Today, lenders need to document everything about your home loan, including where your cash came from. So if you have your money stashed away under your mattress rather than in a Charles Schwab account, you might find it hard to get a loan. Sure, you might get the approval based on your credit, income, and debt ratio, but when it comes to sourcing the funds that will be used for the down payment, there is nothing to provide the lender with, which makes him suspicious and causes him to decline your loan. With stated asset loans, you do not have to disclose where your assets come from or how long they have been there, which opens up more doors for loan programs for you.
Higher Interest Rates
Of course, because this loan program is riskier than other loan programs where everything is verified, you will pay higher interest rates as a result. If you are not able to get your money into a bank at least 60 days before you apply for a loan, however, it could be your only choice. Some people just don’t trust banks, while others keep their money under their mattress because they want to and don’t mind paying the higher price for the loan. As long as there is nothing illegal suspected about the money you are bringing to the table, stated asset loans could be a good option for you.
Get your Affairs in Order
If you do need to state your assets rather than verify them, you will need other compensating factors to make up for the risk you are providing the lender. Typically, anyone with a credit score lower than 700 will not be considered for this program, but every lender is different, so it pays to shop around if you do have lower credit scores. In addition, lenders need to be able to document your income in order to ensure that you can afford the loan. Most lenders will not allow stated income and stated asset; instead they allow for one or the other. If your money is in your mattress, yet you have W-2s and paystubs that can verify your income, you should go for the stated asset loans and let the lender verify your income. If you have a high debt ratio, it might be worth eliminating some of your debt before you apply so that you can ensure a low debt ratio, aka a compensating factor for the loan.
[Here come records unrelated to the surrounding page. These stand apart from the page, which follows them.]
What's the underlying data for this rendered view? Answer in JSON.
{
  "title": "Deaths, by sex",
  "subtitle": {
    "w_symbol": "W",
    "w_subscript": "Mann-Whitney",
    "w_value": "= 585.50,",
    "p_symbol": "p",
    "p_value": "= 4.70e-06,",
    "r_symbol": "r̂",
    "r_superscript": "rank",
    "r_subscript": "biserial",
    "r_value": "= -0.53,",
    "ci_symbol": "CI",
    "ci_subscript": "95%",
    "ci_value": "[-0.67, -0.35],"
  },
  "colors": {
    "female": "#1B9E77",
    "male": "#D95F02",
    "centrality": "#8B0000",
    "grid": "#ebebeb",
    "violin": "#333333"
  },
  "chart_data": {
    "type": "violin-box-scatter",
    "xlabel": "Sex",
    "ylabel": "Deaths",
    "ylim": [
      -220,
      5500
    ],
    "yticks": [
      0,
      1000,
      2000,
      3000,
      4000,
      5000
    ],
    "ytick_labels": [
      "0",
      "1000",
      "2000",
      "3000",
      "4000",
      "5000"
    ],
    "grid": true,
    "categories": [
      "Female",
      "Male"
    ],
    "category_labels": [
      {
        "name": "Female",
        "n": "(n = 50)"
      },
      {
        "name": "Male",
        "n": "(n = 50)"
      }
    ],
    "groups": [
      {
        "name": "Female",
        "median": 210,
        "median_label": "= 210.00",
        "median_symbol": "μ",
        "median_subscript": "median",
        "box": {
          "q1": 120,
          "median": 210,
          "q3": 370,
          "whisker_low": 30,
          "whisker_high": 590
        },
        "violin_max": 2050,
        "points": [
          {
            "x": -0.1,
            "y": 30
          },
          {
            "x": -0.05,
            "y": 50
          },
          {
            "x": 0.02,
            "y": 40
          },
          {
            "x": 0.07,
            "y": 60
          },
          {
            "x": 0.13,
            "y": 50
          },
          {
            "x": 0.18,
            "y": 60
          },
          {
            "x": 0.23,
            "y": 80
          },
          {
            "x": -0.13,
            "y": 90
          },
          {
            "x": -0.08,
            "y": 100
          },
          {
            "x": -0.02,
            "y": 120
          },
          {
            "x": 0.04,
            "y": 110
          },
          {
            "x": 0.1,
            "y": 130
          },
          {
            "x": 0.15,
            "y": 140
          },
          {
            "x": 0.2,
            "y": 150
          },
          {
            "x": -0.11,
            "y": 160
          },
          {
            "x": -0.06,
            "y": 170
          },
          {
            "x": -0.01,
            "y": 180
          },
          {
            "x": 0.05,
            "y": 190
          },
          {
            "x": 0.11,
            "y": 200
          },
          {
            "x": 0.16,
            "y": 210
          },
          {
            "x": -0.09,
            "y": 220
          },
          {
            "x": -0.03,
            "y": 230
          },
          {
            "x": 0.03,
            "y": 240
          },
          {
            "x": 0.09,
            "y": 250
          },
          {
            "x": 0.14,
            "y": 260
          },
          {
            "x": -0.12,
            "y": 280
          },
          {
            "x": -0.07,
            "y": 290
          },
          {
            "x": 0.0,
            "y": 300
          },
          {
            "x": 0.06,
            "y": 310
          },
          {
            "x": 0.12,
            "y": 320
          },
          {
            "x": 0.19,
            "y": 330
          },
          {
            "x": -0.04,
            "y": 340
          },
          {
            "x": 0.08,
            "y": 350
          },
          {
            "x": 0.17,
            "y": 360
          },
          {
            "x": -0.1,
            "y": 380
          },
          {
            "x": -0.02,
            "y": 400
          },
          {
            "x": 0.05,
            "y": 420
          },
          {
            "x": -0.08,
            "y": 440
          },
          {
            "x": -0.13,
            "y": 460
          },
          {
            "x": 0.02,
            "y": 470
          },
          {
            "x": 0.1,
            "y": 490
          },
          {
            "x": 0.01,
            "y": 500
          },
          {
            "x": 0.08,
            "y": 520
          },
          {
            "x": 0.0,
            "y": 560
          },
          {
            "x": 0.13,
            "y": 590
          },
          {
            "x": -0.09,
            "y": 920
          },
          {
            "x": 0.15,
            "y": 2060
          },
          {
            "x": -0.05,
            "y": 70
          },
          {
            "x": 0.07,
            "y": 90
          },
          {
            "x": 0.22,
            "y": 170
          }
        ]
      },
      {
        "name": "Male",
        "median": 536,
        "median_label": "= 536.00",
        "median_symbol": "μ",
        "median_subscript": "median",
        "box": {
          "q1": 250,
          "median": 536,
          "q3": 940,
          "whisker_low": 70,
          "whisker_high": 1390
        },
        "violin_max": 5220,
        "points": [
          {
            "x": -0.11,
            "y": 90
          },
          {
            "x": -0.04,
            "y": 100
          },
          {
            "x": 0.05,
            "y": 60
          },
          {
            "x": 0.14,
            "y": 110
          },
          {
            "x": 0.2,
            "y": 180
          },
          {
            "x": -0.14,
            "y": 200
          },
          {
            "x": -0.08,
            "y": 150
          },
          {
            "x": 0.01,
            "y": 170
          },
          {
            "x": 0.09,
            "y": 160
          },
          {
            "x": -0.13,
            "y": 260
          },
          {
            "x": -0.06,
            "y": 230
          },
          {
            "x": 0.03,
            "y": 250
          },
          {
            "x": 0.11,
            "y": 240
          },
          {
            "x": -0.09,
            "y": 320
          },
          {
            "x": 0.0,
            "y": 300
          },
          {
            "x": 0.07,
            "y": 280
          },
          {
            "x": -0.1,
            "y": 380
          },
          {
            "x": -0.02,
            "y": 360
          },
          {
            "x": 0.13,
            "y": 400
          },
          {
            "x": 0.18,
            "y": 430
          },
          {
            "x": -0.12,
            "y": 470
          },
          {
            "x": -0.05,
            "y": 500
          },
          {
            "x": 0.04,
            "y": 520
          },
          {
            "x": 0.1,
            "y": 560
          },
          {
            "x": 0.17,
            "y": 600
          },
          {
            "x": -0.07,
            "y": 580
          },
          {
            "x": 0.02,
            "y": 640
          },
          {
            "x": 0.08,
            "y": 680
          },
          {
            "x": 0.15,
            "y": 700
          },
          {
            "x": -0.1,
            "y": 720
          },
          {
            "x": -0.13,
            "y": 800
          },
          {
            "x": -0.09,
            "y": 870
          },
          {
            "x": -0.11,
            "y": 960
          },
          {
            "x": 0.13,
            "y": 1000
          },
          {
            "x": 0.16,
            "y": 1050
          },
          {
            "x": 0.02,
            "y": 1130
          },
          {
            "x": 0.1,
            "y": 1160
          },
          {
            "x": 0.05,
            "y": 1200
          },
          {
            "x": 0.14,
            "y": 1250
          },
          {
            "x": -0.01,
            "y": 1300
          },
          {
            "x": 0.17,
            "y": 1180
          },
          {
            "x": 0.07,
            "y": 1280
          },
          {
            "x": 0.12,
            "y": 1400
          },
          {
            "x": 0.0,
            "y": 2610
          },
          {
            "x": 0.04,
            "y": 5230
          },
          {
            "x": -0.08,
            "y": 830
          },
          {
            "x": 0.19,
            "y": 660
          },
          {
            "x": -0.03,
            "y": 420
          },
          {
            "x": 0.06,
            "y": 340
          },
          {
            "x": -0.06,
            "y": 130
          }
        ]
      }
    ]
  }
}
More Lenders are Offering Them
Don’t get discouraged if one lender turns you down for a stated asset loan – there are many other lenders out there that offer the program. Your parameters might meet the needs of one such program, but you won’t know unless you shop around. It is best to stick with the smaller lenders that you know keep the loans they fund on their books as these loans which do not meet the Qualified Mortgage guidelines are not able to be sold on the secondary market. This means that you have to find a lender that has room in their portfolio for a stated asset loan as most lenders will only take a certain amount of them at one time.
If you have a reason to keep your money in a mattress, then you will have to shop for these stated asset lenders. Take the time to make sure everything else is in order before you apply, though. This includes having at least two years’ worth of income in the same industry; a good credit score; and a clear housing history. The lender needs to see that you are a very low risk aside from the fact that you cannot verify your assets. As long as your job is legitimate and the assets you state are within the realm of what you could make at your current position, you should be able to find a program that gives you the opportunity to avoid verifying the source of your assets.